Urgent chest X-ray: increased cardiothoracic index with discrete signs of vascular redistribution. Parenchymal infiltrate in the right lower lung lobe. There was minimal associated pleural effusion. The patient had a resynchronisation device, with normally positioned three-chamber electrodes.
Microbiological study: rapid influenza A and B test: negative; antigenuria for pneumococcus: negative; antigenuria for Legionella (serogroup 1): negative; PCR for SARS-CoV2 coronavirus: positive.
Control analytical study: haemoglobin 11.5 g/dl, MCV 93 fl, MCHC 32 g/dl, Leukocytes 4700/μl (3600 segmented/ 900 lymphocytes/ 150 monocytes), platelets 237000/μl; glycaemia: 109 mg/dl, urea 67 mg/dl, creatinine 1.7 mg/dl, estimated glomerular filtration rate (MDRD) 37 ml/min/1.73, total bilirubin 1.3, GOT 29, GPT 25, sodium 136 mmol/l, potassium 4.2 mol/l, calcium 8.3 mg/dl, magnesium 1.8 mg/dl. Cardiac biomarkers: ultrasensitive troponin I 78 μg/l (reference limit < 20 μg/l) CPK 121 IU, ProBNP 4325 pg/ml.

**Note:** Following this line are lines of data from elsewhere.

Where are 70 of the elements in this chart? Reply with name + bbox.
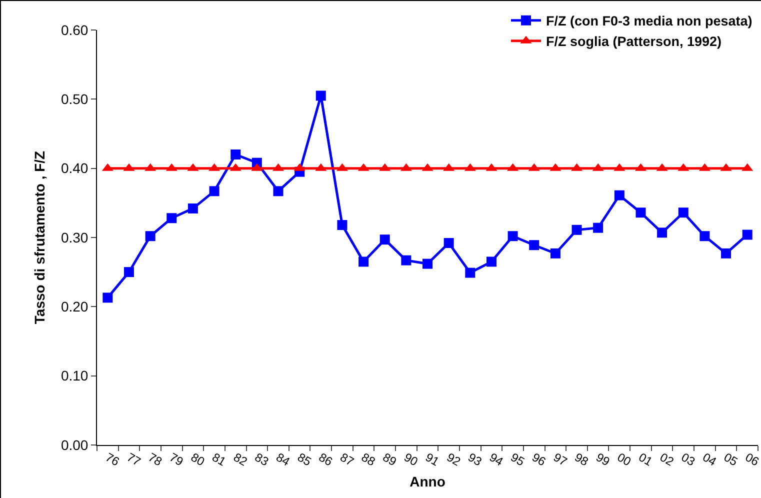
point — [657, 228, 668, 238]
point — [166, 213, 177, 224]
x-tick-label: 06 — [742, 450, 761, 470]
x-tick-label: 76 — [103, 450, 122, 470]
legend-label: F/Z (con F0-3 media non pesata) — [546, 14, 752, 29]
x-tick-label: 78 — [146, 450, 165, 470]
point — [678, 208, 688, 218]
point — [721, 248, 732, 258]
y-tick-label: 0.20 — [60, 298, 88, 315]
x-tick-label: 77 — [124, 450, 144, 470]
x-tick-label: 00 — [614, 450, 634, 470]
x-tick-label: 03 — [678, 450, 698, 470]
x-tick-label: 05 — [722, 450, 740, 470]
x-tick-label: 86 — [316, 450, 336, 470]
point — [401, 255, 412, 266]
x-tick-label: 84 — [274, 450, 293, 470]
point — [636, 208, 646, 218]
point — [444, 238, 454, 248]
y-tick-label: 0.00 — [60, 436, 88, 453]
x-tick-label: 95 — [508, 450, 528, 470]
x-tick-label: 87 — [338, 450, 357, 470]
point — [529, 240, 540, 250]
x-tick-label: 98 — [572, 450, 592, 470]
x-tick-label: 93 — [466, 450, 484, 470]
y-tick-label: 0.50 — [60, 91, 88, 108]
x-tick-label: 85 — [295, 450, 314, 470]
point — [465, 268, 476, 278]
y-tick-label: 0.30 — [60, 229, 88, 246]
x-tick-label: 81 — [210, 450, 229, 470]
point — [124, 267, 134, 278]
x-tick-label: 92 — [444, 450, 464, 470]
point — [209, 186, 220, 196]
point — [358, 256, 369, 267]
x-tick-label: 90 — [402, 450, 421, 470]
x-tick-label: 91 — [423, 450, 442, 470]
point — [380, 234, 390, 245]
x-tick-label: 88 — [359, 450, 378, 470]
point — [102, 292, 113, 303]
x-tick-label: 79 — [167, 450, 186, 470]
point — [742, 230, 752, 240]
x-tick-label: 01 — [636, 450, 656, 470]
x-tick-label: 94 — [486, 450, 506, 470]
x-tick-label: 83 — [252, 450, 272, 470]
y-axis-title: Tasso di sfrutamento , F/Z — [32, 150, 48, 324]
x-tick-label: 82 — [231, 450, 250, 470]
point — [700, 231, 710, 242]
x-tick-label: 89 — [380, 450, 400, 470]
x-tick-label: 80 — [188, 450, 208, 470]
point — [550, 248, 560, 258]
x-tick-label: 02 — [658, 450, 676, 470]
y-tick-label: 0.60 — [60, 22, 88, 38]
y-tick-label: 0.10 — [60, 368, 88, 384]
x-axis-title: Anno — [410, 473, 446, 490]
point — [337, 220, 348, 230]
x-tick-label: 96 — [530, 450, 548, 470]
point — [230, 150, 241, 160]
y-tick-label: 0.40 — [60, 160, 88, 176]
point — [188, 203, 198, 214]
point — [486, 256, 496, 267]
point — [273, 186, 284, 196]
point — [145, 231, 156, 242]
x-tick-label: 04 — [700, 450, 720, 470]
x-tick-label: 99 — [594, 450, 612, 470]
x-tick-label: 97 — [550, 450, 570, 470]
point — [614, 190, 624, 200]
legend-label: F/Z soglia (Patterson, 1992) — [546, 34, 722, 50]
point — [593, 222, 604, 233]
point — [422, 258, 432, 269]
point — [572, 224, 582, 235]
point — [508, 231, 518, 242]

Anaemia profile: iron 147 μg/dl (ref < 175), ferritin 94 μg/ml, transferrin 187 mg/dl, IST 7%, folic acid > 24 ng/ml.
Chest X-ray prior to discharge: the right pulmonary infiltrate practically disappeared.

CLINICAL EVOLUTION
The patient had been seen in outpatient cardiology consultations at our centre the previous week for re-evaluation of the case, in which he reported an absence of symptoms suggestive of COVID-19 infection. However, he did describe the symptoms described previously, compatible with an increase in his usual orthopnoea.

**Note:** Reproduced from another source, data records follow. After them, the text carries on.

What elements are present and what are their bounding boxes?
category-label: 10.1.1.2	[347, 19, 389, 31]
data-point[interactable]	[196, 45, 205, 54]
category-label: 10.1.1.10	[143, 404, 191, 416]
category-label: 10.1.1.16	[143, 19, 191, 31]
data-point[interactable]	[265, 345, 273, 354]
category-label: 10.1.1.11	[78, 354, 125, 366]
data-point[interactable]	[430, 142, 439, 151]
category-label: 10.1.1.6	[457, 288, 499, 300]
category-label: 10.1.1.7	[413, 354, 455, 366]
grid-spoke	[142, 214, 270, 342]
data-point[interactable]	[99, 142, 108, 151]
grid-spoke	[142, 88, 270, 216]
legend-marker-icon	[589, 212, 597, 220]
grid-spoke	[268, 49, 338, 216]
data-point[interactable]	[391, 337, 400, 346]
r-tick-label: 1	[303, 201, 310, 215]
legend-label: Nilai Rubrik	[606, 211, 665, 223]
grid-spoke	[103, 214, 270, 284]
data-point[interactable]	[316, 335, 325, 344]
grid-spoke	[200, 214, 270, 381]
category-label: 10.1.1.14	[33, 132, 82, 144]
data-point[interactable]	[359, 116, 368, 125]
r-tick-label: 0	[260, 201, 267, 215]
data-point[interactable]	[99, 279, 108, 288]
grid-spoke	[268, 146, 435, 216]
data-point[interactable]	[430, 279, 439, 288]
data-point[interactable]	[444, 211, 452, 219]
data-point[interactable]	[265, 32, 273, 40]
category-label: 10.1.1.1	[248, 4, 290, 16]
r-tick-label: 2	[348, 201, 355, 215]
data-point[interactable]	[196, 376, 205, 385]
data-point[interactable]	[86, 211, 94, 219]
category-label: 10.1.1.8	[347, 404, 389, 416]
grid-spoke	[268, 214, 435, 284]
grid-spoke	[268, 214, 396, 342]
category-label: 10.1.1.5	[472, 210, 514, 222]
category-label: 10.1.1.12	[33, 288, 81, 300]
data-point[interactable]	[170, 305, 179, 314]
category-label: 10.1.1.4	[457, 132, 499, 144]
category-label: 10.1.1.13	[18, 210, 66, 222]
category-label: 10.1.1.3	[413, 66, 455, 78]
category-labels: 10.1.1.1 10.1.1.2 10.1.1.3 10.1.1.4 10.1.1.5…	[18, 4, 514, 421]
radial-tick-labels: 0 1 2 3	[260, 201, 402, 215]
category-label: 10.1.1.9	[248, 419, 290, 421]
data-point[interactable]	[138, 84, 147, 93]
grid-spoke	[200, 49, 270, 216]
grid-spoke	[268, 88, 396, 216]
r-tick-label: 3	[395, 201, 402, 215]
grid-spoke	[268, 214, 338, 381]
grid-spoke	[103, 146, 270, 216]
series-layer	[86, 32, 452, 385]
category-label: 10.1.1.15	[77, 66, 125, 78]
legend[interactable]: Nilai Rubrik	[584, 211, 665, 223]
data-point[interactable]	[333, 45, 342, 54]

A blood test drawn by protocol prior to the first cycle with levosimendan showed lymphopenia and thrombocytopenia with an increase in acute phase reactants. The patient was re-evaluated in a targeted manner, on this occasion referring to the existence of a diarrhoeal syndrome with stools without pathological products in the last 4 days, which he had not previously described. His temperature had not been taken, although he did not describe fever or chills. She did report intense asthenia, which she had attributed to her cardiac pathology. A chest X-ray was requested, which revealed the presence of a right pneumonic infiltrate. In this context, the COVID-19 suspicion protocol was activated and the patient was transferred to an isolation area, where microbiological samples were taken.

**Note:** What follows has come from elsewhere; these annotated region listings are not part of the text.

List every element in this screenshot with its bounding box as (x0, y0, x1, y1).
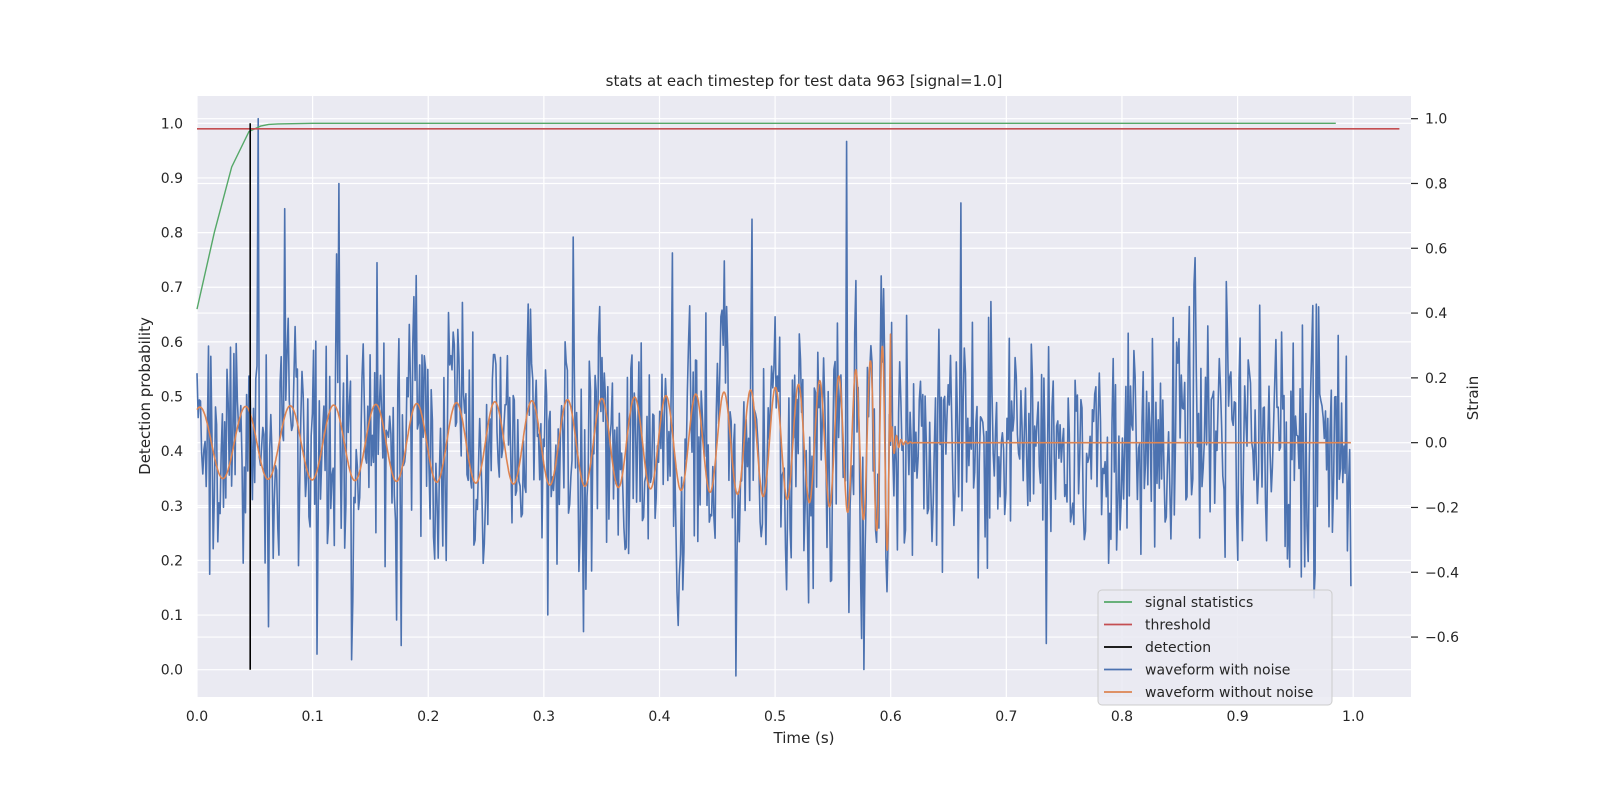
chart-title: stats at each timestep for test data 963… (606, 72, 1003, 90)
x-tick-label: 0.8 (1111, 709, 1133, 725)
legend-label: signal statistics (1145, 595, 1253, 611)
y-tick-label: 0.9 (161, 171, 183, 187)
y-tick-label: 0.7 (161, 280, 183, 296)
y2-axis-ticks: −0.6 −0.4 −0.2 0.0 0.2 0.4 0.6 0.8 1.0 (1411, 112, 1459, 646)
x-tick-label: 0.2 (417, 709, 439, 725)
y-tick-label: 1.0 (161, 116, 183, 132)
x-axis-label: Time (s) (773, 729, 835, 747)
y-tick-label: 0.0 (161, 663, 183, 679)
y-tick-label: 0.8 (161, 226, 183, 242)
y2-tick-label: −0.4 (1425, 565, 1459, 581)
series-waveform-without-noise (196, 333, 1352, 551)
x-tick-label: 0.9 (1226, 709, 1248, 725)
legend-box (1097, 589, 1333, 706)
y-tick-label: 0.1 (161, 608, 183, 624)
y-axis-ticks: 0.0 0.1 0.2 0.3 0.4 0.5 0.6 0.7 0.8 0.9 1.0 (161, 116, 183, 678)
legend-label: detection (1145, 640, 1211, 656)
legend: signal statistics threshold detection wavef… (1097, 589, 1333, 706)
x-tick-label: 0.7 (995, 709, 1017, 725)
x-tick-label: 0.4 (648, 709, 670, 725)
y-tick-label: 0.3 (161, 499, 183, 515)
legend-label: waveform with noise (1145, 663, 1290, 679)
x-axis-ticks: 0.0 0.1 0.2 0.3 0.4 0.5 0.6 0.7 0.8 0.9 1.0 (186, 709, 1364, 725)
y-tick-label: 0.4 (161, 444, 183, 460)
legend-label: waveform without noise (1145, 685, 1313, 701)
legend-label: threshold (1145, 618, 1211, 634)
y2-tick-label: 0.8 (1425, 176, 1447, 192)
y2-tick-label: 0.0 (1425, 436, 1447, 452)
y2-tick-label: −0.2 (1425, 500, 1459, 516)
y2-tick-label: 0.2 (1425, 371, 1447, 387)
y-tick-label: 0.6 (161, 335, 183, 351)
y2-tick-label: 0.4 (1425, 306, 1447, 322)
y-axis-label: Detection probability (136, 317, 154, 475)
y2-axis-label: Strain (1464, 376, 1482, 420)
x-tick-label: 0.5 (764, 709, 786, 725)
y2-tick-label: −0.6 (1425, 630, 1459, 646)
x-tick-label: 0.6 (880, 709, 902, 725)
y-tick-label: 0.5 (161, 390, 183, 406)
x-tick-label: 0.1 (301, 709, 323, 725)
series-signal-statistics (196, 122, 1336, 310)
x-tick-label: 1.0 (1342, 709, 1364, 725)
y-tick-label: 0.2 (161, 553, 183, 569)
x-tick-label: 0.0 (186, 709, 208, 725)
x-tick-label: 0.3 (533, 709, 555, 725)
y2-tick-label: 1.0 (1425, 112, 1447, 128)
series-layer (196, 117, 1400, 677)
y2-tick-label: 0.6 (1425, 241, 1447, 257)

Treatment was started with hydroxychloroquine and lopinavir/ritonavir, given the high suspicion in a patient at risk with pulmonary infiltrate, and diuretic treatment was reinforced by adding intravenous furosemide 80 mg daily to his usual treatment.
During admission, serial electrocardiographic and analytical determinations were performed. At the last check-up after finishing the hydroxychloroquine regimen, an iron profile study was performed and ferropenia was detected, so it was proposed to start treatment with 1 gram of hierrocarboxymaltose prior to discharge. Administration was carried out without incident.
The patient had a favourable clinical evolution, remaining afebrile and with minimal oxygen intake throughout admission. He showed a weight reduction of 5.5 kg.
He completed the treatment regimen with hydroxychloroquine and, after consultation with the patient, it was decided to administer the first course of levosimendan, with good haemodynamic tolerance and no notable complications.
Three weeks after discharge, the patient received the second cycle of levosimendan with excellent tolerance. When contacted by telephone, the patient reported symptomatic improvement with a reduction in the number of pillows and a decrease in dyspnoea to NYHA functional class II. The asthenia had disappeared.

DIAGNOSIS
Advanced chronic heart failure with severely depressed ejection fraction.
Congenitally corrected transposition of great vessels.
Right lower pneumonia due to SARS-CoV-2/COVID-19.
Re-exacerbated chronic kidney disease.
Iron deficiency treated with intravenous administration of iron-carboxymaltose.